As the waitresses were still taking their time to serve the food, President Sata threatened to take it upon himself and start serving the children.
"Imwe bapeleni ifyakulya abaiche aba, nalabula imbale njambe uku bapela Can you give these children food or else I will get the plates myself and start serving them
," said President Sata as the children continued singing songs of solidarity.
The waitresses, however, moved swiftly and served the children.
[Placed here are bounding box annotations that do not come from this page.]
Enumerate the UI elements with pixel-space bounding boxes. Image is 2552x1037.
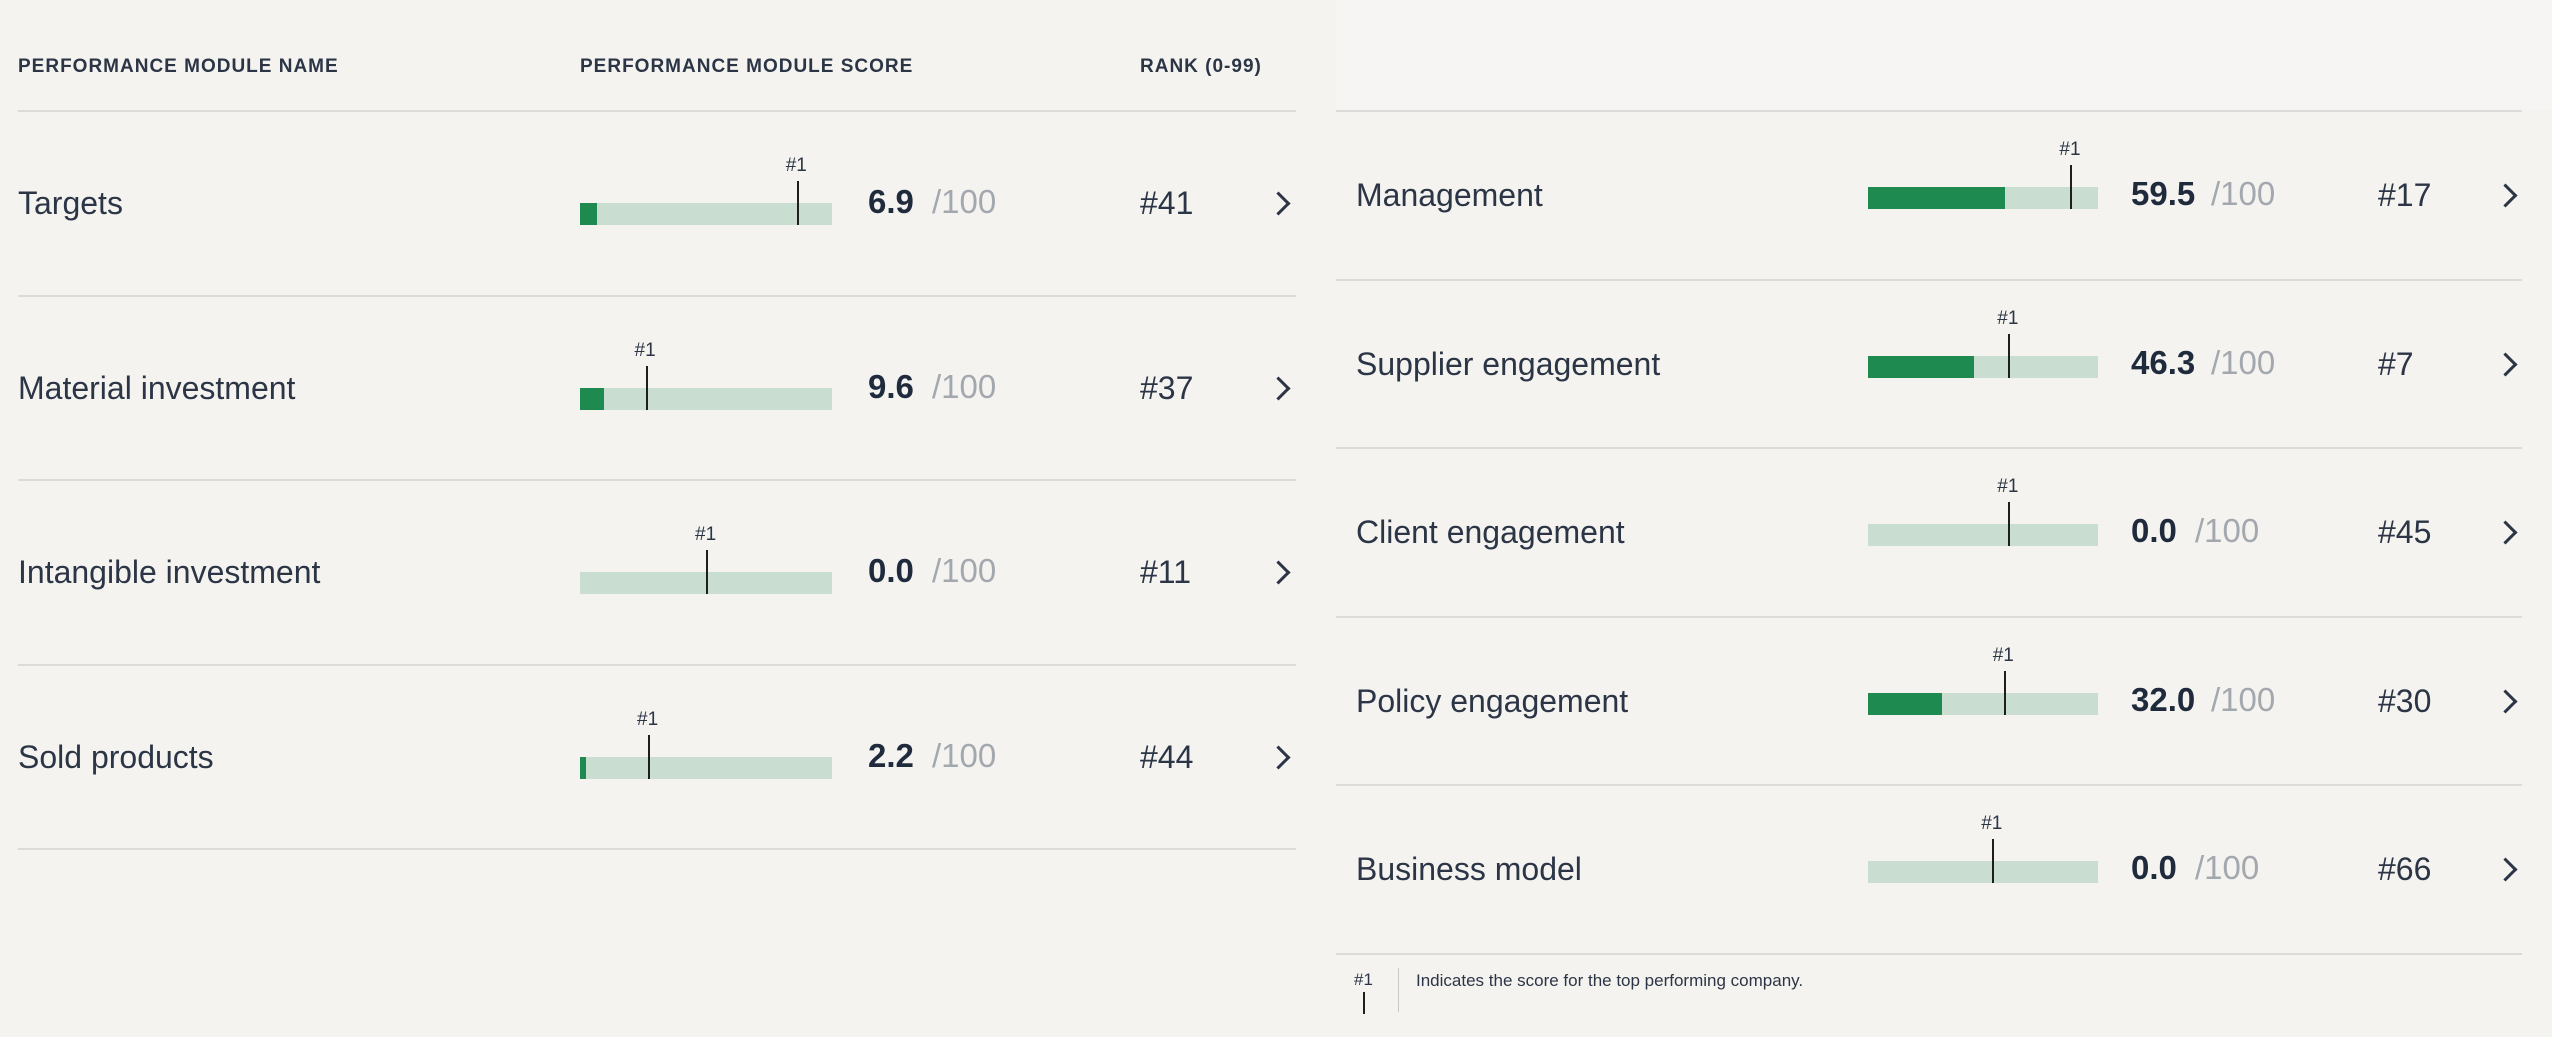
module-score-max: /100 [2211, 175, 2276, 213]
module-name: Management [1356, 177, 1543, 214]
top-score-marker [1992, 839, 1995, 884]
module-score-max: /100 [2211, 680, 2276, 718]
header-module-name: PERFORMANCE MODULE NAME [18, 56, 339, 77]
top-score-marker-label: #1 [637, 708, 659, 730]
module-score-max: /100 [2211, 343, 2276, 381]
score-bar-track [580, 203, 832, 226]
module-score: 59.5 [2131, 175, 2196, 213]
module-score-max: /100 [2195, 512, 2260, 550]
module-score: 6.9 [868, 183, 914, 221]
score-bar [1868, 355, 2098, 378]
module-rank: #66 [2378, 851, 2432, 888]
header-module-score: PERFORMANCE MODULE SCORE [580, 56, 914, 77]
score-bar [580, 756, 832, 779]
top-score-marker-label: #1 [695, 524, 717, 546]
module-score-max: /100 [932, 367, 997, 405]
score-bar-track [1868, 861, 2098, 884]
module-score-max: /100 [2195, 849, 2260, 887]
module-rank: #41 [1140, 185, 1194, 222]
right-panel-top [1336, 0, 2552, 110]
score-bar-track [1868, 524, 2098, 547]
score-bar [580, 203, 832, 226]
legend-text: Indicates the score for the top performi… [1416, 971, 1804, 990]
score-bar [1868, 692, 2098, 715]
module-rank: #44 [1140, 738, 1194, 775]
row-divider [18, 848, 1296, 850]
legend-marker-label: #1 [1354, 970, 1373, 989]
module-name: Targets [18, 185, 123, 222]
score-bar [1868, 187, 2098, 210]
top-score-marker [2070, 165, 2073, 210]
top-score-marker-label: #1 [2059, 139, 2081, 161]
module-rank: #30 [2378, 682, 2432, 719]
score-bar [1868, 524, 2098, 547]
module-score: 46.3 [2131, 343, 2196, 381]
module-rank: #7 [2378, 345, 2414, 382]
module-name: Sold products [18, 738, 214, 775]
score-bar-fill [580, 203, 598, 226]
score-bar-fill [1868, 692, 1942, 715]
top-score-marker-label: #1 [785, 155, 807, 177]
score-bar-fill [1868, 187, 2005, 210]
module-name: Client engagement [1356, 514, 1625, 551]
module-score-max: /100 [932, 736, 997, 774]
top-score-marker [706, 550, 708, 595]
score-bar-fill [580, 387, 605, 410]
module-name: Business model [1356, 851, 1582, 888]
score-bar [1868, 861, 2098, 884]
module-name: Policy engagement [1356, 682, 1629, 719]
row-divider [1336, 952, 2522, 955]
top-score-marker [2008, 502, 2011, 547]
legend-marker [1363, 992, 1365, 1014]
module-name: Supplier engagement [1356, 345, 1661, 382]
top-score-marker [2008, 333, 2011, 378]
module-score: 9.6 [868, 367, 914, 405]
top-score-marker-label: #1 [1997, 307, 2019, 329]
score-bar-track [580, 756, 832, 779]
score-bar-track [580, 387, 832, 410]
module-rank: #37 [1140, 369, 1194, 406]
score-bar-fill [580, 756, 586, 779]
module-score: 32.0 [2131, 680, 2196, 718]
module-name: Intangible investment [18, 554, 321, 591]
top-score-marker [796, 181, 799, 226]
module-score: 0.0 [868, 552, 914, 590]
module-score-max: /100 [932, 183, 997, 221]
legend-separator [1398, 968, 1399, 1012]
top-score-marker-label: #1 [634, 339, 656, 361]
module-rank: #17 [2378, 177, 2432, 214]
top-score-marker [2003, 670, 2006, 715]
module-rank: #45 [2378, 514, 2432, 551]
module-score-max: /100 [932, 552, 997, 590]
header-rank: RANK (0-99) [1140, 56, 1262, 77]
module-score: 0.0 [2131, 512, 2177, 550]
module-score: 0.0 [2131, 849, 2177, 887]
top-score-marker-label: #1 [1981, 813, 2003, 835]
score-bar-fill [1868, 355, 1975, 378]
module-name: Material investment [18, 369, 296, 406]
score-bar [580, 387, 832, 410]
module-score: 2.2 [868, 736, 914, 774]
module-rank: #11 [1140, 554, 1192, 591]
top-score-marker-label: #1 [1992, 644, 2014, 666]
top-score-marker-label: #1 [1997, 476, 2019, 498]
top-score-marker [645, 365, 648, 410]
top-score-marker [648, 734, 651, 779]
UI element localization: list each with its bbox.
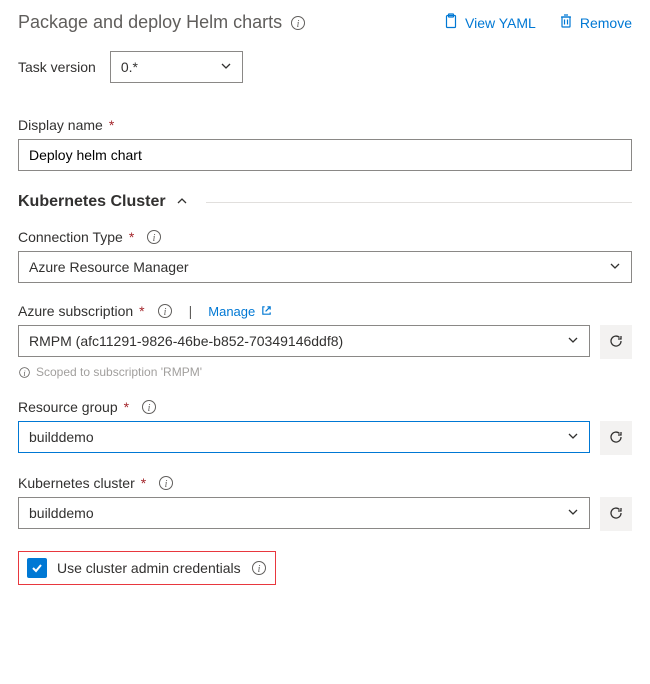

And in an interview on Saturday, Vice-President Scott said the violence that was experienced on Saturday was not tolerable and hoped that suitable punishment would be meted out on the culprits. "That's not tolerable and I hope they get dealt with through suitable punishment. You can't do that. It is just foolishness, what is happening at the moment," he said. Vice-President Scott said there was need to have discipline in the party. "There is going to have to be discipline. So I expect somebody to instil it; if not, I will instil it. But I mean, there is nothing very worrying at the moment," he said. Vice-President Scott said the endorsement of President Michael Sata as a sole candidate for the PF for the 2016 general elections was not interesting. "The endorsement issue is neither here nor there; it is not interesting. If people want to carry on, let them carry on. Why should President Sata be interested? There is nothing to talk about. That's why he sent them away," said Vice-President Scott in reference to cadres who marched to State House with a view to being addressed bythe President. Chain-wielding and stone-throwing thugs on Saturday destroyed windowpanes at Lusaka's Northmead High School and severely beat up fellow members who were holding a meeting to discuss the endorsement of President
Sata for the 2016 elections, accusing them of being against defence minister Geoffrey Bwalya Mwamba. Six constituency officials from were among those beaten and rushed to the University Teaching Hospital for treatment. Among those attacked include PF Mpulungu ward 23 councillor Christopher Shakafuswa, Norman Nyendwa for Ng'ombe ward, who was admitted to Levy Mwanawasa General Hospital, Given Lwinchi of Chainda ward and Chikutani Nkhoma of Northmead ward. The thugs, believed to be from Intercity Bus Terminus and Town Centre, arrived at the school around midday as 'fellow' members were about to hold a press briefing to discuss the issue of endorsements and immediately started beating people and breaking windowpanes. Chairs, stones and chains were used in the attack, leaving a trail of destruction and injuries. The thugs walked from Intercity Bus Terminus through Bwinjimfumu Road to Great East Road, chanting anti-Post newspaper slogans. After harassing and beating up their colleagues at Northmead High School, the cadres marched to State House, demanding to meet President Sata, but they were sent away by alert police officers because they did not have an appointment. On defence minister Geoffrey Mwamba's reference to other party members as riffraffs, Vice-President Scott responded: "He is entitled to use long words that he does not necessarily know the meaning of. If he wants to call people riffraffs, he can call them that. I don't want to call him anything because I am not standing against him. We have no election coming up. I don't understand what the issue is."